Journalisme citoyen : explications par Stéphane Demazure

Le journalisme existe depuis de nombreuses décennies et c’est un secteur en perpétuelle évolution, explique Stéphane Demazure, rédacteur en chef à plusieurs reprises et créateur de Link Media Group, groupe de média parisien.

Cette évolution a notamment été révolutionnée par l’essor d’Internet et des nouvelles technologies. En effet, le secteur a vu apparaître les sites de journaux en ligne mais également ce que l’on appelle le « journalisme citoyen ».

Qu’est-ce que le journalisme citoyen ?

On l’appelle aussi le « journalisme participatif » ou le « journalisme amateur ». Dans ce type de journalisme, tout un chacun peut participer dans la production et la diffusion d’informations diverses et variées, comme le ferait un journaliste professionnel. Ce phénomène se retrouve particulièrement dans le média qu’est Internet et de son développement.
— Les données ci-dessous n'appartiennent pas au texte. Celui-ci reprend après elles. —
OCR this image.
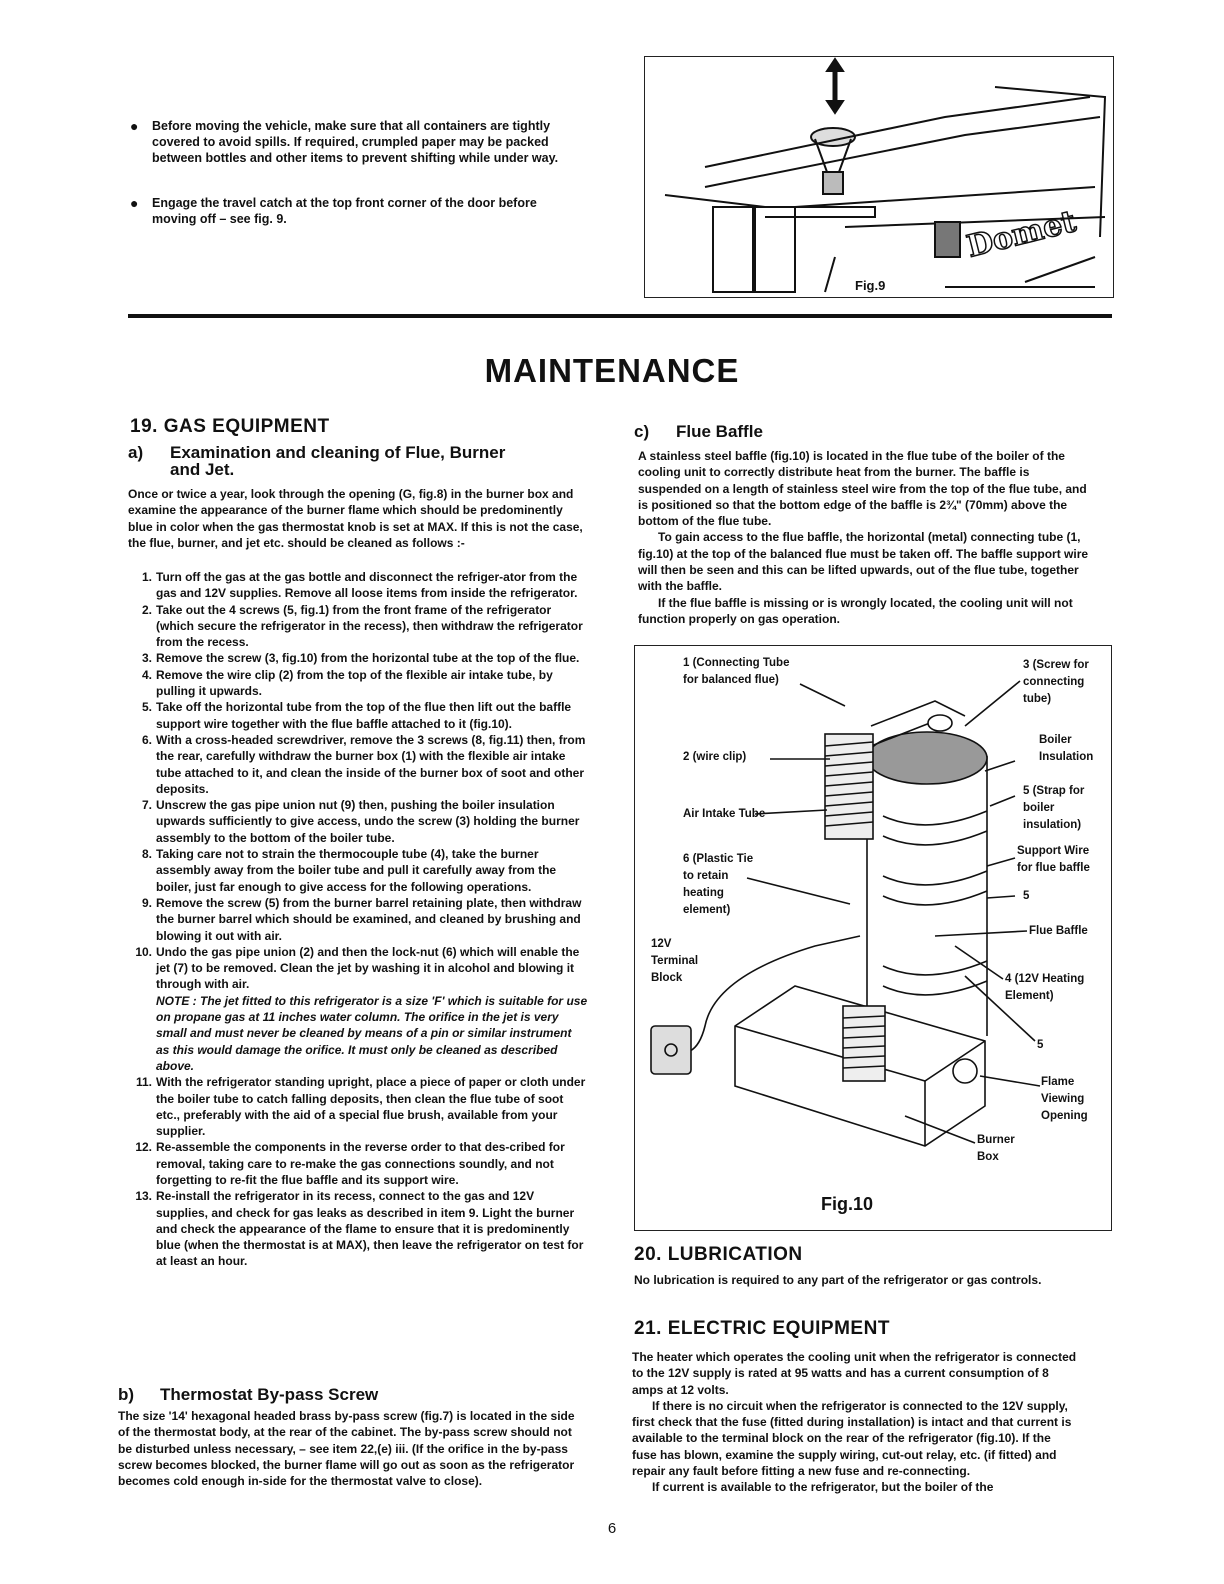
● Before moving the vehicle, make sure that all containers are tightly covered to avoid spills. If required, crumpled paper may be packed between bottles and other items to prevent shifting while under way.
● Engage the travel catch at the top front corner of the door before moving off – see fig. 9.	Domet
Fig.9
MAINTENANCE
19. GAS EQUIPMENT
a) Examination and cleaning of Flue, Burner
and Jet.
Once or twice a year, look through the opening (G, fig.8) in the burner box and examine the appearance of the burner flame which should be predominently blue in color when the gas thermostat knob is set at MAX. If this is not the case, the flue, burner, and jet etc. should be cleaned as follows :-
1. Turn off the gas at the gas bottle and disconnect the refriger-ator from the gas and 12V supplies. Remove all loose items from inside the refrigerator.
2. Take out the 4 screws (5, fig.1) from the front frame of the refrigerator (which secure the refrigerator in the recess), then withdraw the refrigerator from the recess.
3. Remove the screw (3, fig.10) from the horizontal tube at the top of the flue.
4. Remove the wire clip (2) from the top of the flexible air intake tube, by pulling it upwards.
5. Take off the horizontal tube from the top of the flue then lift out the baffle support wire together with the flue baffle attached to it (fig.10).
6. With a cross-headed screwdriver, remove the 3 screws (8, fig.11) then, from the rear, carefully withdraw the burner box (1) with the flexible air intake tube attached to it, and clean the inside of the burner box of soot and other deposits.
7. Unscrew the gas pipe union nut (9) then, pushing the boiler insulation upwards sufficiently to give access, undo the screw (3) holding the burner assembly to the bottom of the boiler tube.
8. Taking care not to strain the thermocouple tube (4), take the burner assembly away from the boiler tube and pull it carefully away from the boiler, just far enough to give access for the following operations.
9. Remove the screw (5) from the burner barrel retaining plate, then withdraw the burner barrel which should be examined, and cleaned by brushing and blowing it out with air.
10. Undo the gas pipe union (2) and then the lock-nut (6) which will enable the jet (7) to be removed. Clean the jet by washing it in alcohol and blowing it through with air.
NOTE : The jet fitted to this refrigerator is a size 'F' which is suitable for use on propane gas at 11 inches water column. The orifice in the jet is very small and must never be cleaned by means of a pin or similar instrument as this would damage the orifice. It must only be cleaned as described above.
11. With the refrigerator standing upright, place a piece of paper or cloth under the boiler tube to catch falling deposits, then clean the flue tube of soot etc., preferably with the aid of a special flue brush, available from your supplier.
12. Re-assemble the components in the reverse order to that des-cribed for removal, taking care to re-make the gas connections soundly, and not forgetting to re-fit the flue baffle and its support wire.
13. Re-install the refrigerator in its recess, connect to the gas and 12V supplies, and check for gas leaks as described in item 9. Light the burner and check the appearance of the flame to ensure that it is predominently blue (when the thermostat is at MAX), then leave the refrigerator on test for at least an hour.
b) Thermostat By-pass Screw
The size '14' hexagonal headed brass by-pass screw (fig.7) is located in the side of the thermostat body, at the rear of the cabinet. The by-pass screw should not be disturbed unless necessary, – see item 22,(e) iii. (If the orifice in the by-pass screw becomes blocked, the burner flame will go out as soon as the refrigerator becomes cold enough in-side for the thermostat valve to close).
c) Flue Baffle
A stainless steel baffle (fig.10) is located in the flue tube of the boiler of the cooling unit to correctly distribute heat from the burner. The baffle is suspended on a length of stainless steel wire from the top of the flue tube, and is positioned so that the bottom edge of the baffle is 2¾" (70mm) above the bottom of the flue tube.
To gain access to the flue baffle, the horizontal (metal) connecting tube (1, fig.10) at the top of the balanced flue must be taken off. The baffle support wire will then be seen and this can be lifted upwards, out of the flue tube, together with the baffle.
If the flue baffle is missing or is wrongly located, the cooling unit will not function properly on gas operation.
1 (Connecting Tube
for balanced flue)
2 (wire clip)
Air Intake Tube
6 (Plastic Tie
to retain
heating
element)
12V
Terminal
Block
3 (Screw for
connecting
tube)
Boiler
Insulation
5 (Strap for
boiler
insulation)
Support Wire
for flue baffle
5
Flue Baffle
4 (12V Heating
Element)
5
Flame
Viewing
Opening
Burner
Box
Fig.10
20. LUBRICATION
No lubrication is required to any part of the refrigerator or gas controls.
21. ELECTRIC EQUIPMENT
The heater which operates the cooling unit when the refrigerator is connected to the 12V supply is rated at 95 watts and has a current consumption of 8 amps at 12 volts.
If there is no circuit when the refrigerator is connected to the 12V supply, first check that the fuse (fitted during installation) is intact and that current is available to the terminal block on the rear of the refrigerator (fig.10). If the fuse has blown, examine the supply wiring, cut-out relay, etc. (if fitted) and repair any fault before fitting a new fuse and re-connecting.
If current is available to the refrigerator, but the boiler of the
6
En effet, blogs et plateformes dédiées (ex : réseaux sociaux) permettent à chaque Internaute de diffuser une information véridique ou non. Combien de célébrités ont en effet vu sur Twitter annoncées leur décès à tort ? Heureusement, le journalisme citoyen ne regorge pas que de « fakes news ». Il permet aussi à chacun de donner des renseignements et conseils supplémentaires sur des sujets qu’il maîtrise et de développer une véritable information alternative.

Histoire du journalisme citoyen, rappels par Stéphane Demazure

Rappelons que c’est le site Internet OhMyNews, créé en Corée en 2000,  que l’on peut considérer comme précurseur du journalisme participatif, indique Stéphane Demazure. Si quelques professionnels participent à la rédaction du journal en ligne, ce dernier accueille également les publications de centaines puis de milliers d’internautes. Deux ans plus tard, le site reçoit un évènement marquant avec l’interview officielle du président nouvellement élu à l’époque, Roh Moo-hyun.

Parallèlement à ce genre de sites, les années 2000 voient l’essor des blogs. Exemple tragique mais illustratif : les attentats du World Trade Center du 11 Septembre 2001 vont donner lieu à une flopée d’articles rédigés à la fois par des journalistes professionnels et des internautes lambda.

Ceux-ci vont parfois d’ailleurs à l’encontre des informations relayées par les médias traditionnels. Il n’est en effet pas rare de voir fleurir des « théories du complot » sur de nombreux blogs tenus par des internautes à titre personnel. Le conflit irakien de 2003 connaîtra la même lignée avec plusieurs internautes s’opposant ouvertement à ce qui se dit dans les médias traditionnels. La liberté d’expression atteint son paroxysme.

L’objectif du journalisme citoyen

Pour autant, le journalisme citoyen ou participatif n’est pas pavé de mauvaises intentions dans la mesure où il permet à chacun de s’exprimer sur le sujet de son choix. Il favorise ainsi l’interactivité entre internautes via des blogs, des forums, des commentaires sur des sites journalistiques officiels…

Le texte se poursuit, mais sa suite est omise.